Both the kids yelled the answer together, gleeful. “He was picking his nose!” They howled with laughter as they rushed off to the living room.
It was after Christmas dinner that Dale got the worst of Margaret’s questions. The two siblings had gone out together in the cold to drive their father Ed and his partner Helen back to their condo in Weyburn after everyone had finished eating raisin pie.
“Not a good sign, Dad letting me drive him,” Dale said to his sister while the two of them watched Ed and Helen slowly make their way up the three steps to the front door of the condo.
“I suppose not,” Margaret said. “That’s why I came home this Christmas. What if it’s Dad’s last?”
“Let’s not get morbid,” Dale said, pulling the car onto the street.
“He’s nowhere near as strong as he was before the stroke,” Margaret pointed out.
“None of us are getting younger,” Dale said.
“I was wondering…” Margaret left a long pause and Dale left town and headed out onto the highway. It was a cloudless night, and the stars seemed extra bright in the punishing cold.
Finally she went on. “Has Dad… you know… updated his affairs?”
“What’s that?” Dale asked, eyes on the road.
“We haven’t discussed his estate in a while,” she said. “And things have changed.”
“Changed? You mean Helen?” Dale asked. “Helen’s not in the will. She has her own assets.”
“No…” Margaret paused, awkward. Dale had almost never seen his sister tongue-tied. He braced himself. Finally she carried on with what she’d wanted to say.
“The land he owns. I know it’s gone up quite a bit. In value… you know… over the past few years. It’s gone up much more than the portfolio he set aside for me…” Margaret looked out the window. “I just wondered if he’d said anything about making sure things were… you know… fair.”
Dale’s mind swam. Margaret had barely been home in years. He’d spent his whole life on the farm. His wife, his son. They’d all put sweat equity into the land. All of the summers they’d spent working on the farm while Margaret had been mailing postcards home from downtown Europe. And the land values might have gone up, but that didn’t mean there was enough extra cash to pay out his sister. Not without some advance planning. Dale swallowed hard, both hands tightening on the wheel.
“Well…” Margaret went on, and Dale wished she’d just stop talking.
“Well…” She started again, and let the rest out in a rush. “I wanted to say that I hoped he didn’t make any changes. I don’t need more.”
Dale looked over at her. Now Margaret was the one looking out the window, not making eye contact.
“I didn’t have kids,” she said. “While you were putting in all that time building a business I was travelling the world,” she said.
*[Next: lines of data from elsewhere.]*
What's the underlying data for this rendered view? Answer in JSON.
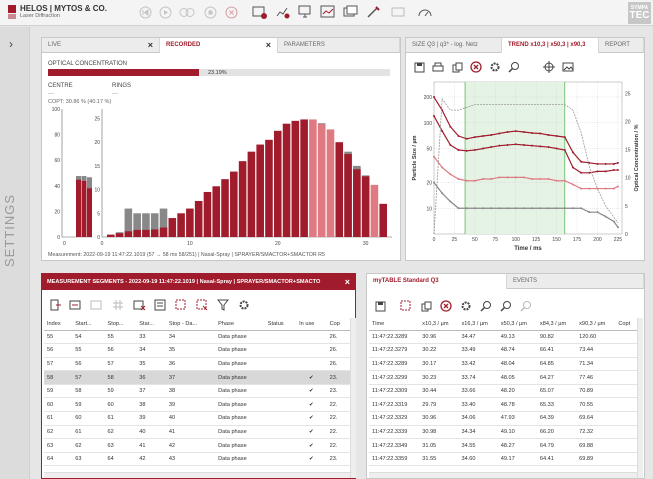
{
  "app": {
    "brand": "HELOS | MYTOS & CO.",
    "subtitle": "Laser Diffraction",
    "corner_top": "SYMPA",
    "corner_big": "TEC"
  },
  "sidebar": {
    "label": "SETTINGS"
  },
  "left_panel": {
    "tabs": [
      {
        "label": "LIVE"
      },
      {
        "label": "RECORDED"
      },
      {
        "label": "PARAMETERS"
      }
    ],
    "optical_label": "OPTICAL CONCENTRATION",
    "optical_value": "23.19%",
    "optical_fraction": 0.2319,
    "centre_label": "CENTRE",
    "centre_value": "---",
    "rings_label": "RINGS",
    "rings_value": "---",
    "copt_label": "COPT: 30.86 % (40.17 %)",
    "measurement": "Measurement: 2022-09-19 11:47:22.1019 (57 → 58 ms 58/251) | Nasal-Spray | SPRAYER/SMACTOR+SMACTOR R5"
  },
  "detector_chart": {
    "left": {
      "yticks": [
        "100",
        "80",
        "60",
        "40",
        "20",
        "0"
      ],
      "xticks": [
        "0"
      ]
    },
    "main": {
      "yticks": [
        "25",
        "20",
        "15",
        "10",
        "5",
        "0"
      ],
      "xticks": [
        "0",
        "10",
        "20",
        "30"
      ]
    }
  },
  "chart_data": [
    {
      "type": "bar",
      "name": "ring-signal",
      "categories": [
        1,
        2,
        3,
        4,
        5,
        6,
        7,
        8,
        9,
        10,
        11,
        12,
        13,
        14,
        15,
        16,
        17,
        18,
        19,
        20,
        21,
        22,
        23,
        24,
        25,
        26,
        27,
        28,
        29,
        30,
        31,
        32
      ],
      "values": [
        0.5,
        0.8,
        1.2,
        1.5,
        1.5,
        1.6,
        2,
        4,
        5,
        6,
        7.6,
        9.5,
        10.7,
        12.2,
        13.8,
        16,
        18,
        19.5,
        20.5,
        22.4,
        23.9,
        24.5,
        24.8,
        24.8,
        23.8,
        22.7,
        20,
        17.5,
        14.3,
        12.8,
        11,
        7
      ],
      "grey_values": [
        0.5,
        1,
        6,
        5,
        5,
        5,
        6,
        4,
        5,
        6,
        6,
        7,
        9,
        10,
        12,
        14,
        16,
        18,
        20,
        21,
        22,
        23,
        24,
        24,
        24,
        22,
        20,
        18,
        15,
        13,
        11,
        7
      ],
      "ylim": [
        0,
        27
      ],
      "xlim": [
        0,
        33
      ]
    },
    {
      "type": "bar",
      "name": "centre-signal",
      "categories": [
        1,
        2,
        3
      ],
      "values": [
        47,
        46,
        40
      ],
      "grey_values": [
        50,
        50,
        49
      ],
      "ylim": [
        0,
        105
      ]
    },
    {
      "type": "line",
      "name": "trend",
      "xlabel": "Time / ms",
      "ylabel": "Particle Size / µm",
      "y2label": "Optical Concentration / %",
      "xticks": [
        0,
        25,
        50,
        75,
        100,
        125,
        150,
        175,
        200,
        225
      ],
      "yticks": [
        200,
        100,
        50,
        20,
        10
      ],
      "y2ticks": [
        0,
        5,
        10,
        15,
        20,
        25
      ],
      "x": [
        0,
        10,
        20,
        30,
        40,
        50,
        60,
        70,
        80,
        90,
        100,
        110,
        120,
        130,
        140,
        150,
        160,
        170,
        180,
        190,
        200,
        210,
        220,
        225
      ],
      "series": [
        {
          "values": [
            200,
            140,
            90,
            70,
            65,
            68,
            70,
            72,
            75,
            78,
            80,
            78,
            76,
            75,
            72,
            70,
            68,
            45,
            35,
            34,
            33,
            33,
            33,
            34
          ]
        },
        {
          "values": [
            120,
            80,
            55,
            48,
            47,
            48,
            50,
            52,
            54,
            55,
            56,
            55,
            54,
            53,
            52,
            50,
            48,
            30,
            26,
            26,
            27,
            27,
            28,
            28
          ]
        },
        {
          "values": [
            40,
            30,
            25,
            22,
            21,
            21,
            22,
            22,
            23,
            23,
            23,
            23,
            22,
            22,
            22,
            21,
            21,
            19,
            17,
            17,
            17,
            17,
            17,
            18
          ]
        },
        {
          "values": [
            20,
            15,
            12,
            10,
            10,
            10,
            10,
            10,
            10,
            10,
            10,
            10,
            10,
            10,
            10,
            10,
            10,
            10,
            10,
            9,
            9,
            8,
            7,
            6
          ]
        }
      ],
      "series_y2": [
        {
          "values": [
            0,
            24,
            22,
            22,
            22.5,
            23,
            23,
            23,
            23,
            23,
            23,
            23,
            23,
            23,
            23,
            23,
            23,
            22,
            18,
            12,
            8,
            5,
            3,
            2
          ]
        }
      ],
      "xlim": [
        0,
        230
      ]
    }
  ],
  "right_top": {
    "tabs": [
      {
        "label": "SIZE Q3 | q3* - log. Netz"
      },
      {
        "label": "TREND x10,3 | x50,3 | x90,3"
      },
      {
        "label": "REPORT"
      }
    ]
  },
  "segments": {
    "title": "MEASUREMENT SEGMENTS - 2022-09-19 11:47:22.1019 | Nasal-Spray | SPRAYER/SMACTOR+SMACTO",
    "columns": [
      "Index",
      "Start...",
      "Stop...",
      "Star...",
      "Stop - Da...",
      "Phase",
      "Status",
      "In use",
      "Cop"
    ],
    "rows": [
      [
        "55",
        "54",
        "55",
        "33",
        "34",
        "Data phase",
        "",
        "",
        "26."
      ],
      [
        "56",
        "55",
        "56",
        "34",
        "35",
        "Data phase",
        "",
        "",
        "26."
      ],
      [
        "57",
        "56",
        "57",
        "35",
        "36",
        "Data phase",
        "",
        "",
        "26."
      ],
      [
        "58",
        "57",
        "58",
        "36",
        "37",
        "Data phase",
        "",
        "✔",
        "23."
      ],
      [
        "59",
        "58",
        "59",
        "37",
        "38",
        "Data phase",
        "",
        "✔",
        "23."
      ],
      [
        "60",
        "59",
        "60",
        "38",
        "39",
        "Data phase",
        "",
        "✔",
        "22."
      ],
      [
        "61",
        "60",
        "61",
        "39",
        "40",
        "Data phase",
        "",
        "✔",
        "22."
      ],
      [
        "62",
        "61",
        "62",
        "40",
        "41",
        "Data phase",
        "",
        "✔",
        "22."
      ],
      [
        "63",
        "62",
        "63",
        "41",
        "42",
        "Data phase",
        "",
        "✔",
        "22."
      ],
      [
        "64",
        "63",
        "64",
        "42",
        "43",
        "Data phase",
        "",
        "✔",
        "23."
      ]
    ]
  },
  "mytable": {
    "tabs": [
      {
        "label": "myTABLE Standard Q3"
      },
      {
        "label": "EVENTS"
      }
    ],
    "columns": [
      "Time",
      "x10,3 / µm",
      "x16,3 / µm",
      "x50,3 / µm",
      "x84,3 / µm",
      "x90,3 / µm",
      "Copt"
    ],
    "rows": [
      [
        "11:47:22.3289",
        "30.96",
        "34.47",
        "49.13",
        "90.82",
        "120.60"
      ],
      [
        "11:47:22.3279",
        "30.22",
        "33.49",
        "48.74",
        "66.41",
        "73.44"
      ],
      [
        "11:47:22.3289",
        "30.17",
        "33.42",
        "48.04",
        "64.85",
        "71.34"
      ],
      [
        "11:47:22.3299",
        "30.23",
        "33.74",
        "48.05",
        "64.27",
        "77.46"
      ],
      [
        "11:47:22.3309",
        "30.44",
        "33.66",
        "48.20",
        "65.07",
        "70.89"
      ],
      [
        "11:47:22.3319",
        "29.79",
        "33.40",
        "48.78",
        "65.33",
        "70.55"
      ],
      [
        "11:47:22.3329",
        "30.96",
        "34.06",
        "47.93",
        "64.39",
        "69.64"
      ],
      [
        "11:47:22.3339",
        "30.98",
        "34.34",
        "49.10",
        "66.20",
        "72.32"
      ],
      [
        "11:47:22.3349",
        "31.05",
        "34.55",
        "48.27",
        "64.79",
        "69.88"
      ],
      [
        "11:47:22.3359",
        "31.55",
        "34.60",
        "49.17",
        "64.41",
        "69.89"
      ]
    ]
  },
  "colors": {
    "accent": "#a01c2c",
    "pink": "#e07a82",
    "grey": "#888888"
  }
}
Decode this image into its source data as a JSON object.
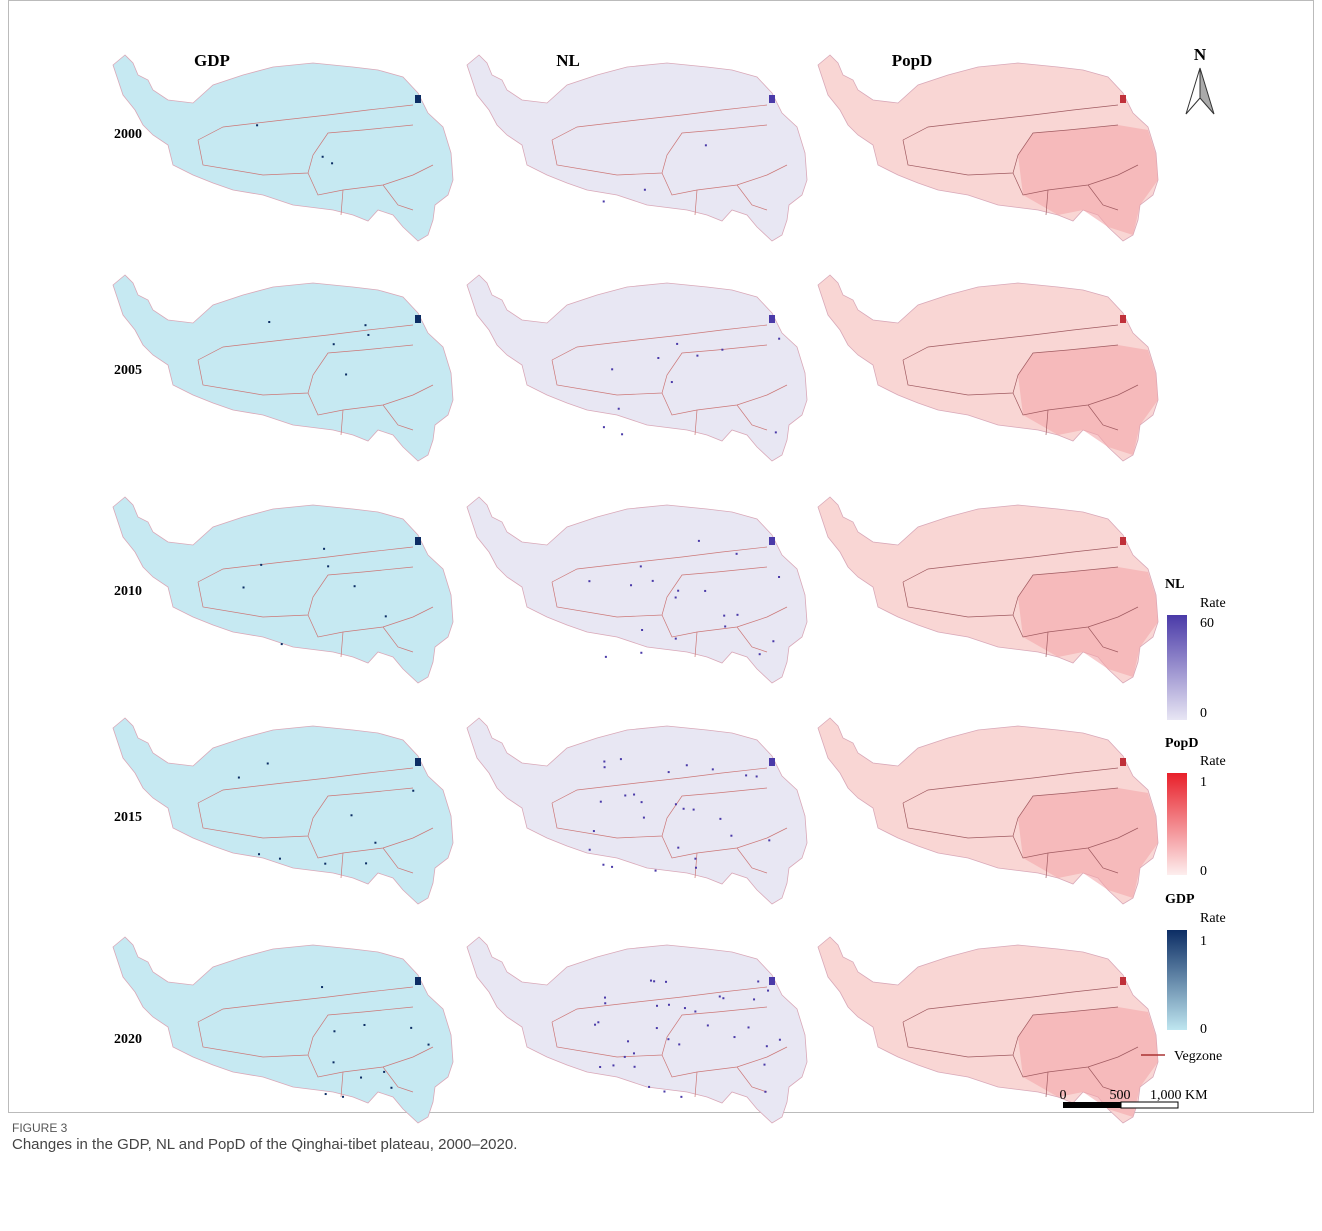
{
  "columns": [
    "GDP",
    "NL",
    "PopD"
  ],
  "rows": [
    "2000",
    "2005",
    "2010",
    "2015",
    "2020"
  ],
  "north": "N",
  "legends": [
    {
      "title": "NL",
      "unit": "Rate",
      "max": "60",
      "min": "0"
    },
    {
      "title": "PopD",
      "unit": "Rate",
      "max": "1",
      "min": "0"
    },
    {
      "title": "GDP",
      "unit": "Rate",
      "max": "1",
      "min": "0"
    }
  ],
  "vegzone": "Vegzone",
  "scale_bar": [
    "0",
    "500",
    "1,000 KM"
  ],
  "caption": {
    "label": "FIGURE 3",
    "text": "Changes in the GDP, NL and PopD of the Qinghai-tibet plateau, 2000–2020."
  }
}
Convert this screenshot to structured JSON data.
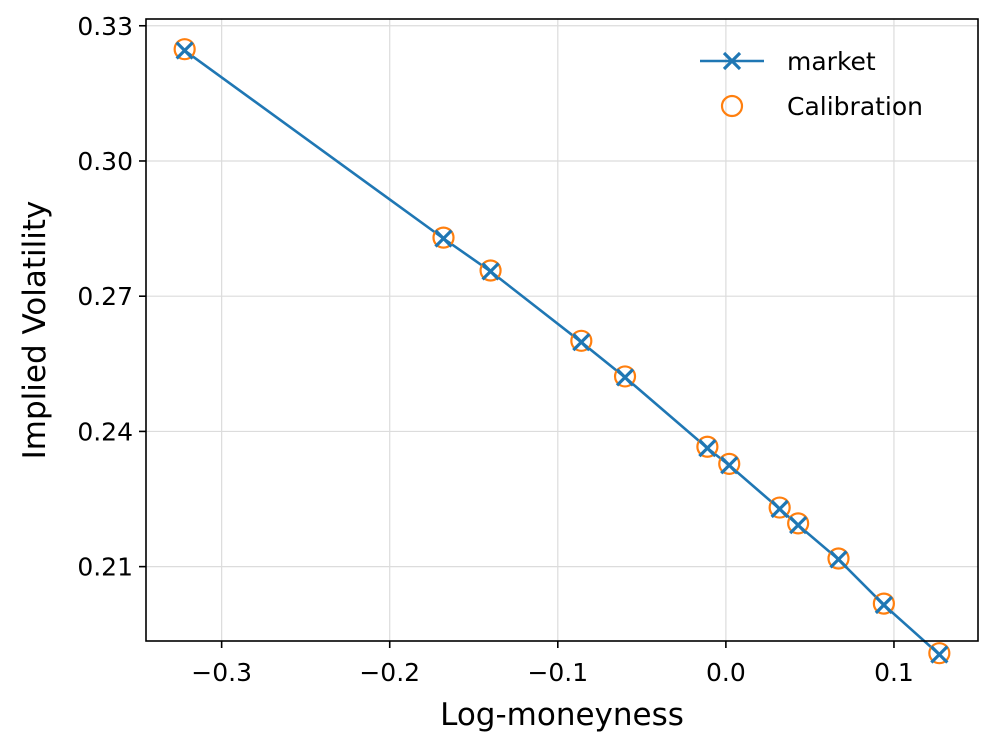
{
  "chart_data": {
    "type": "line",
    "title": "",
    "xlabel": "Log-moneyness",
    "ylabel": "Implied Volatility",
    "xlim": [
      -0.345,
      0.15
    ],
    "ylim": [
      0.1935,
      0.3315
    ],
    "xticks": [
      -0.3,
      -0.2,
      -0.1,
      0.0,
      0.1
    ],
    "xtick_labels": [
      "−0.3",
      "−0.2",
      "−0.1",
      "0.0",
      "0.1"
    ],
    "yticks": [
      0.21,
      0.24,
      0.27,
      0.3,
      0.33
    ],
    "ytick_labels": [
      "0.21",
      "0.24",
      "0.27",
      "0.30",
      "0.33"
    ],
    "grid": true,
    "legend_position": "top-right",
    "series": [
      {
        "name": "market",
        "style": "line-x-markers",
        "color": "#1f77b4",
        "x": [
          -0.322,
          -0.168,
          -0.14,
          -0.086,
          -0.06,
          -0.011,
          0.002,
          0.032,
          0.043,
          0.067,
          0.094,
          0.127
        ],
        "y": [
          0.3245,
          0.2828,
          0.2755,
          0.2598,
          0.252,
          0.2363,
          0.2325,
          0.2228,
          0.2192,
          0.2116,
          0.2015,
          0.1905
        ]
      },
      {
        "name": "Calibration",
        "style": "hollow-circles",
        "color": "#ff7f0e",
        "x": [
          -0.322,
          -0.168,
          -0.14,
          -0.086,
          -0.06,
          -0.011,
          0.002,
          0.032,
          0.043,
          0.067,
          0.094,
          0.127
        ],
        "y": [
          0.3248,
          0.283,
          0.2757,
          0.2601,
          0.2522,
          0.2366,
          0.2328,
          0.2231,
          0.2196,
          0.2118,
          0.2018,
          0.1908
        ]
      }
    ]
  }
}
There was a minute or two of silence and Dale heard a crack in her voice when she spoke again. “I don’t feel at home here anymore. When I’m in Ottawa, I miss the open spaces. And the friends I used to have here. And things like the stars.” She nodded at the window. “And I suppose things would’ve been different if I’d stayed.
“But I just want you to know,” she said, still looking out the window. “If Dad has made any changes, then if… well, when something happens, we can just disregard it. I don’t want you and your family to have to worry about your future.”
Dale was completely and totally speechless. Neither of the siblings said anything for the next 10 minutes, until finally Margaret broke the silence. “I’ve been reading, and I have a few questions about that medication you’ve got Dad taking.”
Dale let out the breath he’d been holding, and smiled at his sister before he started in on the latest debate.
Donna opened the door for her husband and Margaret when they got back to the farm.
“Nice drive?” she asked her husband, one eyebrow arched, knowing that a car trip with Margaret could be a trial.
Dale smiled and nodded. “Great,” he said, leaving Donna puzzled.
Then Connor ran to the door, still holding his book. “Grandpa! Aunty Margaret!” he shouted. “How many presents can Santa fit into an empty sack?”
“How many?” Dale asked.
“Only one!” Connor grinned. “After that it’s not empty!”